Terör örgütü ülkemizi bölmek, bağımsız bir devlet kurmak istiyor derken önce böyle bir devletin nasıl kurulacağını teorik düzeyde incelememiz gerekir. Bu çaptaki devletler bölgedeki halklar tarafından kurulmazlar ve onların bir hamisi olması gerekir. Bu nedenle ilk iş kimin himayesinde olacaklarını tespit etmektir. Bu konuda bizim itham etmediğimiz güç yoktur, ABD ve AB’den başlayarak çevredeki birçok ülkenin bu rolü oynadıklarını söyledik. Bu bizim dünyadaki gelişmeleri doğru değerlendirmediğimiz ve ne çatışmanın konusunu ne de taraflarını bilmediğimiz anlamına gelir.
Her yeni devlet birisiyle mücadele ederek kurulur yani öteki sayacağı ve mücadele ederek zafer kazanacağı birine ihtiyacı vardır. Bu hem başlangıç için hem de ileride oynayacağı rol açısından gereklidir. Eğer bu düşman Türkiye olursa ve bizimle çatışarak bir devlet kurulursa yeni oluşumun başka bir bölgesel güce yakın olacağı ya da uzaktaki büyük bir gücün himayesinde olacağı anlaşılır. Bu güç, sanıldığı gibi İsrail ya da ABD olamaz. Çünkü böyle bir himaye bu ülkelerin Türkiye ile hasım olmaları sonucunu doğurur ve bu her iki ülke için de kabul edilemez ama bir Avrupa ülkesi böyle bir rolü üstlenebilir.
Genel eğilim Kürt hareketinin içinde kim varsa onu itham etmektir ancak bu yol yanlıştır. Ben hareketin içinde herkesin olmasının doğal olduğunu, kimsenin böyle bir potansiyeli başkasına bırakmayacağını düşünürüm ama bu hareketin karşısına kimi aldığına göre politikalarını belirlerim. Böyle bir hareket çok farklı hedeflere yönelebilir. Mesela emperyalizmle savaştığını söyleyerek ABD’ni ya da tüm Batıyı karşısına alabilir, İran’a yönelebilir ya da hasım olarak ülkemizi alabilir. Böylece tek bir hareket çok farklı siyasi sonuçlar doğurabilir.
Biz olumsuz bir hareketi yok etmeye çalışırız. Oysa bu bir sel gibi algılanabilir ve suların yönü uygun bir mecraya çevrilebilir.

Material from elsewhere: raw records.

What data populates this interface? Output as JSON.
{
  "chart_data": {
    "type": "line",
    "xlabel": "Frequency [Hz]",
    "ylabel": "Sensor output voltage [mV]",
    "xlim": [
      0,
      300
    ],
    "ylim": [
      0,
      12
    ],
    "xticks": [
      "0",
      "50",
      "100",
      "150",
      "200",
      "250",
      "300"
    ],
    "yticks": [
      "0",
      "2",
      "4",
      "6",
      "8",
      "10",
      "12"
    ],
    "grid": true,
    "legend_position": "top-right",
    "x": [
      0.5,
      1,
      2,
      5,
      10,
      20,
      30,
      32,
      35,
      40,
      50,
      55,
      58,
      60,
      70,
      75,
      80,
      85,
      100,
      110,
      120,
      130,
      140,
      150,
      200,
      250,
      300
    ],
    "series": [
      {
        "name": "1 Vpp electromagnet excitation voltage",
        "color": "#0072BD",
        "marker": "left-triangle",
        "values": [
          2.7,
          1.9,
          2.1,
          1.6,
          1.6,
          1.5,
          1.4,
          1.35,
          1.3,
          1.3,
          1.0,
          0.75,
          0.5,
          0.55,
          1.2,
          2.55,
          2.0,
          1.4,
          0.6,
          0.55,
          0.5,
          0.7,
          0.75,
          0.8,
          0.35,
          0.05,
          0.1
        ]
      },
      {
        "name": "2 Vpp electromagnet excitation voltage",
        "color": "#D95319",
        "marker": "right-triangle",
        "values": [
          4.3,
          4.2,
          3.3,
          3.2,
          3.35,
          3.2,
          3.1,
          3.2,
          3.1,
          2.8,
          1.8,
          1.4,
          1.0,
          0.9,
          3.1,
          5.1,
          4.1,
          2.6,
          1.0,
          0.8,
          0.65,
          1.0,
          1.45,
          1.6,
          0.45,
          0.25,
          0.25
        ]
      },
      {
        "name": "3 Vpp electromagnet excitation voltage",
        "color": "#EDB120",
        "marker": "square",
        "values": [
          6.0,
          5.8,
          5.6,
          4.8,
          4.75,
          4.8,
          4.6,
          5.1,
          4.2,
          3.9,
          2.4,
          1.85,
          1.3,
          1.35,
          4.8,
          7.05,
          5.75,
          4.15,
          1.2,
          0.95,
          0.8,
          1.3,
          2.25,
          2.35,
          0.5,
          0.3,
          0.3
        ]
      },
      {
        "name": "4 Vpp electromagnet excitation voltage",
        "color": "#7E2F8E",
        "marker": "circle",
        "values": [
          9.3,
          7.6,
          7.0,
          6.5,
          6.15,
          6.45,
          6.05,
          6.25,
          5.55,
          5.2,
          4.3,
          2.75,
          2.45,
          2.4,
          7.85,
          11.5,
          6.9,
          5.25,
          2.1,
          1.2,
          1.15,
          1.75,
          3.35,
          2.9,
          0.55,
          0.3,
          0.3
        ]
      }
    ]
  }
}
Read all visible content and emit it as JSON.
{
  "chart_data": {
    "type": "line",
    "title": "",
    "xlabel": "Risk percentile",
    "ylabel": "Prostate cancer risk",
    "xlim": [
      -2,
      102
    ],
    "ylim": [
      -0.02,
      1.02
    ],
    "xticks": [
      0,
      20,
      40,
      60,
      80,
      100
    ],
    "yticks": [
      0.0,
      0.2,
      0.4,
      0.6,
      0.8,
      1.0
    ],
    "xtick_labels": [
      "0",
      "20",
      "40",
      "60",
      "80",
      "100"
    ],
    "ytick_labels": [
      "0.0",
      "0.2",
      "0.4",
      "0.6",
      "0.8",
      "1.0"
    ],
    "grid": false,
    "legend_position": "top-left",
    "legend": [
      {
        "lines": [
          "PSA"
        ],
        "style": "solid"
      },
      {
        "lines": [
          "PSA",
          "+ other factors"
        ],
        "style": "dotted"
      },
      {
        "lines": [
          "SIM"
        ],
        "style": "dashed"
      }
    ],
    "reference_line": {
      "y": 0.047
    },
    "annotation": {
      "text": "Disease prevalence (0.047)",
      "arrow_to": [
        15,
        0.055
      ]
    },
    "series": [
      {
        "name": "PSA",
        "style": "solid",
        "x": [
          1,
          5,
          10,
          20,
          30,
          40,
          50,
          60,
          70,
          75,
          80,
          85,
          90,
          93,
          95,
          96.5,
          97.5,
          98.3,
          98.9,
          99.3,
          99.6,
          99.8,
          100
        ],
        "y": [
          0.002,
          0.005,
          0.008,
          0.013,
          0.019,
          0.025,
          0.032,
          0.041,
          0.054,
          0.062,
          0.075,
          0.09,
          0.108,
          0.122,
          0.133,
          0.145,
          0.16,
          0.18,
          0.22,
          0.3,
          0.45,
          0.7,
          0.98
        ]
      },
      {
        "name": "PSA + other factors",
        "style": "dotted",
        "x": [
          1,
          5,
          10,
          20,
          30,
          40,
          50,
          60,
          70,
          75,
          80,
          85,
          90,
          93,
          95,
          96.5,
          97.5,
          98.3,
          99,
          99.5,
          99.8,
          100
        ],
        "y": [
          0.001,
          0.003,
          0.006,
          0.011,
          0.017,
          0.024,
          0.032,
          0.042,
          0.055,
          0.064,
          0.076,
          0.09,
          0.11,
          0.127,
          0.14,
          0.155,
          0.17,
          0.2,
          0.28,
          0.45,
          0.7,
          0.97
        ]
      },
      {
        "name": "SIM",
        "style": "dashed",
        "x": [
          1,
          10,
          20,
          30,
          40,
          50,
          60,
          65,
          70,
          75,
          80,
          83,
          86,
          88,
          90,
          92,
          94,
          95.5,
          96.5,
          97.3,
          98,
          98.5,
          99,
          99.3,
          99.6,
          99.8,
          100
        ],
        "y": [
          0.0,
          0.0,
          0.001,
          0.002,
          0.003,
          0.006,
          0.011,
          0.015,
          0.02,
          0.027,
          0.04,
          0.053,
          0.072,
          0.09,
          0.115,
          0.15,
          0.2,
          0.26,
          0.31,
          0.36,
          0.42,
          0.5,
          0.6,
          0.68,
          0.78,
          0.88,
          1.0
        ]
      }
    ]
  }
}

Kürt hareketi başından beri en az bizi tehdit edecek bir oluşumdu ama onu başka yönlere çevirecek yerde bize doğru akmasına adeta çanak tuttuk. Var olanı yok saymak yerine her iki taraf açısından en uygun olanın birliktelik olduğunu anlatabilirdik.
Şimdi bu hareketin içinde kim var, kimler destekliyor sorusunu bir yana bırakıp kimi hasım alıyorlar sorusuna cevap aramalıyız. Burada husumetle eylemleri değil siyasi olarak kiminle mücadele ettiğini, eğer farklı taraflar varsa bunlardan hangisinin ülkemizi öteki haline getirmeye çalıştığını tespit etmek gerekir.
Kandil Dağı’nda üslenip Kuzey Anadolu’ya kadar eylemlerini uzatan, Avrupa’da televizyon kurabilen, örgütün finansmanını ve yönetimini sağlayan güç, bu topraklarda yetişen eğitimsiz insanlar mı yoksa arka planında gelişmiş bir akıl mı var ve bu kim sorusunu cevaplandırdıktan sonra politik hedeflerini anlamak gerekir. Bunlardan hangisiyle ortak, hangisiyle hasım olacağına karar vermek hepsiyle mücadele etmekten daha kolaydır ve olumsuzluklar sanıldığından daha azdır.